O arqueiro derramou lágrimas amarguradas e foi buscar o cavalo mágico.

– Eis que chegou a hora da morte – pensava ele.

– Por que está chorando, meu senhor? – perguntou o cavalo.

– O rei deu ordens de tirar do fundo do mar o vestido de noiva de Vassilissa-Filha-de-Rei.

– O que foi que eu lhe disse? Não peque a pena, se não conhecerá a desgraça! Mas não tenha medo: isso ainda não é a desgraça, a desgraça está por vir! Monte em mim e vamos até o mar azul.

O tempo passou, as horas correram, o fabuloso arqueiro chegou ao fim do mundo e parou bem junto à beira-mar. O cavalo mágico deu uma olhada ao redor e viu o maior dos lagostins marinhos, arrastando-se pela areia. Pisou então com o casco pesado na pontinha da carapaça dele.

O lagostim suplicou-lhe:

– Não me mate, poupe a minha vida! Se algum dia precisar de mim, eu o ajudarei.

O cavalo respondeu:

– No meio do mar azul há uma pedra grande, sob a pedra está guardado o vestido de noiva de Vassilissa-Filha-de-Rei. Traga o vestido!

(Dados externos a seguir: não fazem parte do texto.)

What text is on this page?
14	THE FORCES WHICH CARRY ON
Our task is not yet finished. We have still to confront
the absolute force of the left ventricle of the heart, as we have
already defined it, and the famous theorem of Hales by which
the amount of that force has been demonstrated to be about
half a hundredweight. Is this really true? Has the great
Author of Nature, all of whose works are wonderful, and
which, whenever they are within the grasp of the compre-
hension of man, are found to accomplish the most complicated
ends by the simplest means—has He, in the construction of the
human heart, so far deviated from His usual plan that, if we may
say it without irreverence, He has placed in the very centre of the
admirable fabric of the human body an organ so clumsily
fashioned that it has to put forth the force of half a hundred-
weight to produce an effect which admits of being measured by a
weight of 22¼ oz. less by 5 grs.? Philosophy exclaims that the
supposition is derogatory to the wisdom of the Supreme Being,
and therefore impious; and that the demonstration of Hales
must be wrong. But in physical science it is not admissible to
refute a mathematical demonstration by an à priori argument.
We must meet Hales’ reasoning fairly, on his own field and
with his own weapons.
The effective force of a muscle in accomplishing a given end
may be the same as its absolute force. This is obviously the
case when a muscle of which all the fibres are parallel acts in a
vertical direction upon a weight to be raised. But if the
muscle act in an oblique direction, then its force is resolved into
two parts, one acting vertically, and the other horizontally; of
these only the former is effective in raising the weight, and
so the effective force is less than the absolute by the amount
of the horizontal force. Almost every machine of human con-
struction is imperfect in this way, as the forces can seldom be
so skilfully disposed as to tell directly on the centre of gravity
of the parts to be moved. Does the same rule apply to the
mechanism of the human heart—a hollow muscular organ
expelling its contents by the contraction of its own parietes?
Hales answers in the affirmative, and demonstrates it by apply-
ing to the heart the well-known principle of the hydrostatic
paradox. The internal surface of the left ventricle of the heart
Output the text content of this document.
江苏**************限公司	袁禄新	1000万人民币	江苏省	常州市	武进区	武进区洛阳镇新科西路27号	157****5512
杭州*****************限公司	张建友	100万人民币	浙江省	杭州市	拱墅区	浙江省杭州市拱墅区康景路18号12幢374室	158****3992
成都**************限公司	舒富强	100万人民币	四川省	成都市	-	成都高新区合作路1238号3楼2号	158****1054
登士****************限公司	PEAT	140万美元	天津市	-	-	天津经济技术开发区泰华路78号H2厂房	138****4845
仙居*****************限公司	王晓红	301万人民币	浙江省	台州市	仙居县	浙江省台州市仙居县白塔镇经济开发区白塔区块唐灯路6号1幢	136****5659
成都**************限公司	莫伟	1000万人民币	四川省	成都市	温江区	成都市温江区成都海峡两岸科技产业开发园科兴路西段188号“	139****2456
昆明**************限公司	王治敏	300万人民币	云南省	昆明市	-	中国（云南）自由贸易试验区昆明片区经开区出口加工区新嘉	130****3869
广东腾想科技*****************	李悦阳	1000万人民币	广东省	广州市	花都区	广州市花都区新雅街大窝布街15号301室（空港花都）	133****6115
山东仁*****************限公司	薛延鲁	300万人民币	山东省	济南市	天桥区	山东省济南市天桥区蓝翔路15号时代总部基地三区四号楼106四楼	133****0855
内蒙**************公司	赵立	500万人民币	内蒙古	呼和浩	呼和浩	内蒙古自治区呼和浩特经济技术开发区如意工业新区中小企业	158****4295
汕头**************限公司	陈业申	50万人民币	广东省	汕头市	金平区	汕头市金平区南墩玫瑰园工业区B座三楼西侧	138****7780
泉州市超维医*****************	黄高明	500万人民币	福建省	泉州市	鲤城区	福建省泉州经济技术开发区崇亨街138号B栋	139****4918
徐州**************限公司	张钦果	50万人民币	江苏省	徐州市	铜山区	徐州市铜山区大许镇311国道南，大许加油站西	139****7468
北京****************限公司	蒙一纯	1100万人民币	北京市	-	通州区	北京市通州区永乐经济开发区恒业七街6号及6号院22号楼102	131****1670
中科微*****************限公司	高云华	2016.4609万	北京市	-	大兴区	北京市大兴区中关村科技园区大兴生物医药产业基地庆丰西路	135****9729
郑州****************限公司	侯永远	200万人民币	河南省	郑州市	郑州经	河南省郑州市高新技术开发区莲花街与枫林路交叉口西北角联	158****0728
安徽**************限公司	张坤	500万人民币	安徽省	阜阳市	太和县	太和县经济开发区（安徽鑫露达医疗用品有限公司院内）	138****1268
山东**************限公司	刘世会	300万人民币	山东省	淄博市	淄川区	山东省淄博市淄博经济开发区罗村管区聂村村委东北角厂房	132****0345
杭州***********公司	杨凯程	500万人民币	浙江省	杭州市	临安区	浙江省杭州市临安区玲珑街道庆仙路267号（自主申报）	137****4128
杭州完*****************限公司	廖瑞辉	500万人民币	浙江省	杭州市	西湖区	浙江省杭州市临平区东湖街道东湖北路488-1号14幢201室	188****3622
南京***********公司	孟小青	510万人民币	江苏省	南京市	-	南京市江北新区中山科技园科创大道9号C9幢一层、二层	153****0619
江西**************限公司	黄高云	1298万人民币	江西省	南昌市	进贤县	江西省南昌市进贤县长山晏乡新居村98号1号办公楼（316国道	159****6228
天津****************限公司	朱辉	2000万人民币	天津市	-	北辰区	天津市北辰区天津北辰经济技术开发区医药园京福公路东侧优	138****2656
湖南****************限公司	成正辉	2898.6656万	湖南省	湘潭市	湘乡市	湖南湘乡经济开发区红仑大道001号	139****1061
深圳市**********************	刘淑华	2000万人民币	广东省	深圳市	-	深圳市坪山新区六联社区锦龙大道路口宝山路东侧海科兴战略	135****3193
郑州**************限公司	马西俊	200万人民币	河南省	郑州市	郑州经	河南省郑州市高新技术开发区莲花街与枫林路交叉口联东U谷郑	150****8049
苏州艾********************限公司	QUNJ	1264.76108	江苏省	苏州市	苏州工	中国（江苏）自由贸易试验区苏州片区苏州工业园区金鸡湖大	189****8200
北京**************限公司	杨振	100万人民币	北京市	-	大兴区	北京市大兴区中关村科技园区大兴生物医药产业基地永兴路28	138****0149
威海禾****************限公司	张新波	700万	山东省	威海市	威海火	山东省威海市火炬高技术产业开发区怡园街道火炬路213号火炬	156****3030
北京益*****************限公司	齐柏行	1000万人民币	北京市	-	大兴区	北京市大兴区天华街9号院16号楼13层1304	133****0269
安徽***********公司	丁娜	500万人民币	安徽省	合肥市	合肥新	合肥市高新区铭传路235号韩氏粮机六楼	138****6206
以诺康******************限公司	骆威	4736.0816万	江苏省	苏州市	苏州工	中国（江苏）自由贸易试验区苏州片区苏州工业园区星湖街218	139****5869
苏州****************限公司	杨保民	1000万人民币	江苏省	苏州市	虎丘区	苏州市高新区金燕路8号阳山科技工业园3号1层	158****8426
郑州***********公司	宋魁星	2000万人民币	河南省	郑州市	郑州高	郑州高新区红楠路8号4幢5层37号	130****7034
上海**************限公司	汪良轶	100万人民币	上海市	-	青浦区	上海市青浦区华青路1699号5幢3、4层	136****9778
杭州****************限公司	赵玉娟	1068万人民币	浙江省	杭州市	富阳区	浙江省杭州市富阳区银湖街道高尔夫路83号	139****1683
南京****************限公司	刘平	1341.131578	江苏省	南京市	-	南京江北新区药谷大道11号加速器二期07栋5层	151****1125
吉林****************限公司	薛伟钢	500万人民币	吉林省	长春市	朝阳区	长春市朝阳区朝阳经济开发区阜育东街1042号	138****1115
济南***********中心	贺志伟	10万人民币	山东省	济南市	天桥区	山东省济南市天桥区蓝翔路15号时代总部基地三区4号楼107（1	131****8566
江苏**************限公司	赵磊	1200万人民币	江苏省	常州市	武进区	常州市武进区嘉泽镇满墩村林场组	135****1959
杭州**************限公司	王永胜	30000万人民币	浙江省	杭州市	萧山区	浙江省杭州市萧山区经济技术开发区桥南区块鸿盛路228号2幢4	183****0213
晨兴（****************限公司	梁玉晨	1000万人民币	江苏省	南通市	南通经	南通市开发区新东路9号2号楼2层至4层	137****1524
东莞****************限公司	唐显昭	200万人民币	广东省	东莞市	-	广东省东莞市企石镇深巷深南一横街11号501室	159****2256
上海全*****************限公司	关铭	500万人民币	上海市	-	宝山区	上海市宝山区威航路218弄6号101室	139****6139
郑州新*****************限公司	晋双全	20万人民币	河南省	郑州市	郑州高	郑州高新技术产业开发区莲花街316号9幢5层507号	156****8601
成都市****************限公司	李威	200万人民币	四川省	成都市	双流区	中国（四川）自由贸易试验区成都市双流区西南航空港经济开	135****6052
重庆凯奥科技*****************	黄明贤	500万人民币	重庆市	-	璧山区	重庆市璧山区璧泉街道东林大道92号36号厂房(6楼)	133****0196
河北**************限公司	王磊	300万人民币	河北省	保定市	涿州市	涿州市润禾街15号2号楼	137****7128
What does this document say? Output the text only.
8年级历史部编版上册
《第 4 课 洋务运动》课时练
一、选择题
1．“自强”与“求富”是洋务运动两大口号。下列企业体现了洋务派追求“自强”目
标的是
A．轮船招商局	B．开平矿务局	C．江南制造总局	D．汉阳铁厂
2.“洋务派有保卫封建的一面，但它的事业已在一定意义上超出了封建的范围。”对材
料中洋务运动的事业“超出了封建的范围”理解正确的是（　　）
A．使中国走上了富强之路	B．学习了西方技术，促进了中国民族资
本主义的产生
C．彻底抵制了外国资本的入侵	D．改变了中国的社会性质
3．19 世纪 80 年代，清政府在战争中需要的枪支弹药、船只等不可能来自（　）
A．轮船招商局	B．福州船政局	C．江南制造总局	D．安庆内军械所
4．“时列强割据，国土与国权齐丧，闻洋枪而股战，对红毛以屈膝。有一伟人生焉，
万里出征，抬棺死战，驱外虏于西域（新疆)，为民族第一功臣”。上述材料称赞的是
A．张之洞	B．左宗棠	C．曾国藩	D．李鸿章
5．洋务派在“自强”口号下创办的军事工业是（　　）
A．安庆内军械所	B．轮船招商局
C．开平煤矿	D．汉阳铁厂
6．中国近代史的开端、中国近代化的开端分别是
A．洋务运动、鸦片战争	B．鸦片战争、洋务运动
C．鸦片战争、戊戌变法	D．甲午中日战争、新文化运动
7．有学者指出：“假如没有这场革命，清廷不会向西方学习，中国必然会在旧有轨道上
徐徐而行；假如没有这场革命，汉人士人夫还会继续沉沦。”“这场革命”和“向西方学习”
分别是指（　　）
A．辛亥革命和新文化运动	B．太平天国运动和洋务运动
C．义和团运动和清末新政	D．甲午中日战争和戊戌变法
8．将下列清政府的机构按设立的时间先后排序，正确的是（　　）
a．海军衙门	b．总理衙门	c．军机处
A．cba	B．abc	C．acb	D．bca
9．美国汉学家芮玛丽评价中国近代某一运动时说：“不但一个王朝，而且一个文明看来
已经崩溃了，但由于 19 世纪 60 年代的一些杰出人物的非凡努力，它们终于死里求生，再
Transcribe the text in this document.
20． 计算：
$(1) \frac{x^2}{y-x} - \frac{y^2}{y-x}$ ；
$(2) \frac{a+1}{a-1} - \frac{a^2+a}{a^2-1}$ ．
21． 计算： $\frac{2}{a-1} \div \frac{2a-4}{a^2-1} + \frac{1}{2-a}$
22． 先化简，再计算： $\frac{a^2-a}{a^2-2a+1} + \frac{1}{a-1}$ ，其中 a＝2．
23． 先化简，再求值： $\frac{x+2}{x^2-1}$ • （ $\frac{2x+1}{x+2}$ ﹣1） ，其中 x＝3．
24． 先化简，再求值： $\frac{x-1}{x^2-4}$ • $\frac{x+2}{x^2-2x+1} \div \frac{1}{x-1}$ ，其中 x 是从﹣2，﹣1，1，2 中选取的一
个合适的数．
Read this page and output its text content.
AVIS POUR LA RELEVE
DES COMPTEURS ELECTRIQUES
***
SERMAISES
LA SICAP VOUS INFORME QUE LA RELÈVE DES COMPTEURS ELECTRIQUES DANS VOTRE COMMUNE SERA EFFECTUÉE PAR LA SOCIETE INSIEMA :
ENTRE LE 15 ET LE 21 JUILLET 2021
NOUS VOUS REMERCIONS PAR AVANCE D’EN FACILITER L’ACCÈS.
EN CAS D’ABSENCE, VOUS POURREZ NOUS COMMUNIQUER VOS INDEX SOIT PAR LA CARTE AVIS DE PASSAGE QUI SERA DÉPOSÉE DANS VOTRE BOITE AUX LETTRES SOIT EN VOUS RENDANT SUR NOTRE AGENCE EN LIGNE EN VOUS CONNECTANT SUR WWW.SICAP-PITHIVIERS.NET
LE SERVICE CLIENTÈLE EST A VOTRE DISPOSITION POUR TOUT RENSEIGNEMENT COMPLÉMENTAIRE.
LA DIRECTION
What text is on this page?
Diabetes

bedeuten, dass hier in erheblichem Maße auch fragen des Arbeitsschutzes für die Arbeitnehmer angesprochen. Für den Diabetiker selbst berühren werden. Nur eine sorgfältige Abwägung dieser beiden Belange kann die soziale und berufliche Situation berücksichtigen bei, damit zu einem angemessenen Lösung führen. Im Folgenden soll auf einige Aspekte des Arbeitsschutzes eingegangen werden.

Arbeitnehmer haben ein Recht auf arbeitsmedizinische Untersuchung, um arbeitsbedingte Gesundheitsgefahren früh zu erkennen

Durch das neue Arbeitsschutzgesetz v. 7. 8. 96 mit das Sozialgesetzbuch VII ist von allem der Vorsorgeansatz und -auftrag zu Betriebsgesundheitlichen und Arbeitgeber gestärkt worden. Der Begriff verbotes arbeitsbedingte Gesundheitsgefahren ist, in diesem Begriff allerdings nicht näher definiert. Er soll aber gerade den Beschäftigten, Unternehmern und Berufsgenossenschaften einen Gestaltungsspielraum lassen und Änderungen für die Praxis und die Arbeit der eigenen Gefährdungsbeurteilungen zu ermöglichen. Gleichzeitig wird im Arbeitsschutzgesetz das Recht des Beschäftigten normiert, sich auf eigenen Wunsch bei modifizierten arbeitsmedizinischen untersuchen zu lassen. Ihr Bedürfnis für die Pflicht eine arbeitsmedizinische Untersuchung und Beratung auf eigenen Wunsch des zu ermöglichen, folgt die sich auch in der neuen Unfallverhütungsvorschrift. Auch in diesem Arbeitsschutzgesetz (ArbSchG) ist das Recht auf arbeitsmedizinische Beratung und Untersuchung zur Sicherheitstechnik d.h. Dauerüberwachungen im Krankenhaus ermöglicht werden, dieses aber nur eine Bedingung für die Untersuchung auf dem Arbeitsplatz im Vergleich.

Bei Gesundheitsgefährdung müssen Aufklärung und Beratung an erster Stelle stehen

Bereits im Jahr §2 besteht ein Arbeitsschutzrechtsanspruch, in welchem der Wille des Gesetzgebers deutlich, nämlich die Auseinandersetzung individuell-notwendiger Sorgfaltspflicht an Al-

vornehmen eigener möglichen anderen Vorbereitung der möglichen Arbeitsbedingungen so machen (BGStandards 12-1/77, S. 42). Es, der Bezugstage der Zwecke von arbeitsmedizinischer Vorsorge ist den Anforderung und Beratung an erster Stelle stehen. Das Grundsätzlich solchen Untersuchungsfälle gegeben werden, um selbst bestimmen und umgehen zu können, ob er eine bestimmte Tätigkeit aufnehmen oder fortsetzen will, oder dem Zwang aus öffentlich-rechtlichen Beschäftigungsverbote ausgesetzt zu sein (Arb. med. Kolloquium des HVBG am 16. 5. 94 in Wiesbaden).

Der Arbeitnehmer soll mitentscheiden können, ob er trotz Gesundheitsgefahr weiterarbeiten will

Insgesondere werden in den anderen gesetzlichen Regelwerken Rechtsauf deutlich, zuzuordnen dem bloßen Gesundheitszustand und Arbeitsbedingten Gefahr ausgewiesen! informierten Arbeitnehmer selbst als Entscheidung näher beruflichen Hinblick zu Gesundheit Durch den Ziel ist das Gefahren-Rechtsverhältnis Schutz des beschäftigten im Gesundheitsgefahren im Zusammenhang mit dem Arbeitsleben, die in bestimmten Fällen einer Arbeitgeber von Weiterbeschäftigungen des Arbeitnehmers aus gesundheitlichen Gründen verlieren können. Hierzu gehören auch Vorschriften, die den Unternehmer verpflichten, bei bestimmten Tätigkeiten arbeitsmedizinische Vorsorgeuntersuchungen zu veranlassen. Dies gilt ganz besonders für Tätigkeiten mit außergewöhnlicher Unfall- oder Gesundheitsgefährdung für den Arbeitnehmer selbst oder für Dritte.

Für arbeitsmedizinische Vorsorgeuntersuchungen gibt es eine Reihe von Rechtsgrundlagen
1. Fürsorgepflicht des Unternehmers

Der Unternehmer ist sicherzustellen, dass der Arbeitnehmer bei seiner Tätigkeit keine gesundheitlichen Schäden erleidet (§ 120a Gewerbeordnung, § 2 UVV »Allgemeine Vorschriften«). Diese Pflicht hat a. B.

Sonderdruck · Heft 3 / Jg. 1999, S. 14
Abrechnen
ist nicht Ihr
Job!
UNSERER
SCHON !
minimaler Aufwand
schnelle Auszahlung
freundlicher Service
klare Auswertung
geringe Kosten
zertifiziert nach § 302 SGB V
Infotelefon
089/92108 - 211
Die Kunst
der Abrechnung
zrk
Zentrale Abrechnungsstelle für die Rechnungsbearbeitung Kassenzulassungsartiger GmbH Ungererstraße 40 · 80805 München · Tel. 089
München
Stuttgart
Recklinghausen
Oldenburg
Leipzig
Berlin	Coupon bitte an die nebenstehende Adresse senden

O lagostim gritou bem alto, para o mar inteiro; no mesmo instante, o mar agitou-se: de todos os lados, um sem-fim de lagostins – dos grandes e dos pequenos – rastejou até a praia! O lagostim mais velho ordenou-lhes que se lançassem ao mar e, em uma hora, trouxessem lá do fundo, de debaixo da pedra, o vestido de Vassilissa-Filha-de-Rei.

E assim o arqueiro levou ao rei o vestido; mas Vassilissa de novo teimou em não casar.

– Não me caso com você – disse ao rei – enquanto não mandar o fabuloso arqueiro banhar-se em água fervente.

O rei ordenou encher de água um caldeirão de ferro, deixar ferver o máximo possível e jogar o arqueiro nessa fervura.

– Eis a desgraça! Ai, que desgraça! – pensou ele. – Ai, ai, ai, por que fui pegar a pena dourada do pássaro de fogo? Por que não dei ouvidos ao cavalo?

Lembrou-se então do cavalo mágico e disse ao rei:

– Soberano rei! Permita que antes de morrer eu me despeça do meu cavalo.

– Então vá!

O arqueiro foi até o cavalo mágico e chorou amargamente.

– Por que está chorando, meu senhor?

– O rei mandou que eu me banhasse em água fervente.

– Não tenha medo, não chore, você sobreviverá! – disse lhe o cavalo e às pressas lançou um feitiço para proteger o corpo branco do arqueiro da água fervente.

Quando o arqueiro voltou da estrebaria, no mesmo instante, os homens do rei o capturaram e zás – direto para o caldeirão. O arqueiro mergulhou umas duas vezes na água fervente e saltou fora tão belo e garboso que em palavras nem se pode contar e em contos de fadas não se pode encontrar. O rei, ao ver como o arqueiro ficara belo, também quis se banhar; enfiou –se feito bobo n’água e, no mesmo instante, foi escaldado.

Enterraram o rei e no seu lugar decidiram pôr o fabuloso arqueiro. Então o arqueiro casou-se com Vassilissa-Filha-de-Rei, e viveram juntos no amor por muitos e muitos anos.

Fonte: AFANASSIEV, Alexander. O pássaro de fogo: Contos populares da Rússia. São Paulo: Berlendis e Vertecchia; 2011.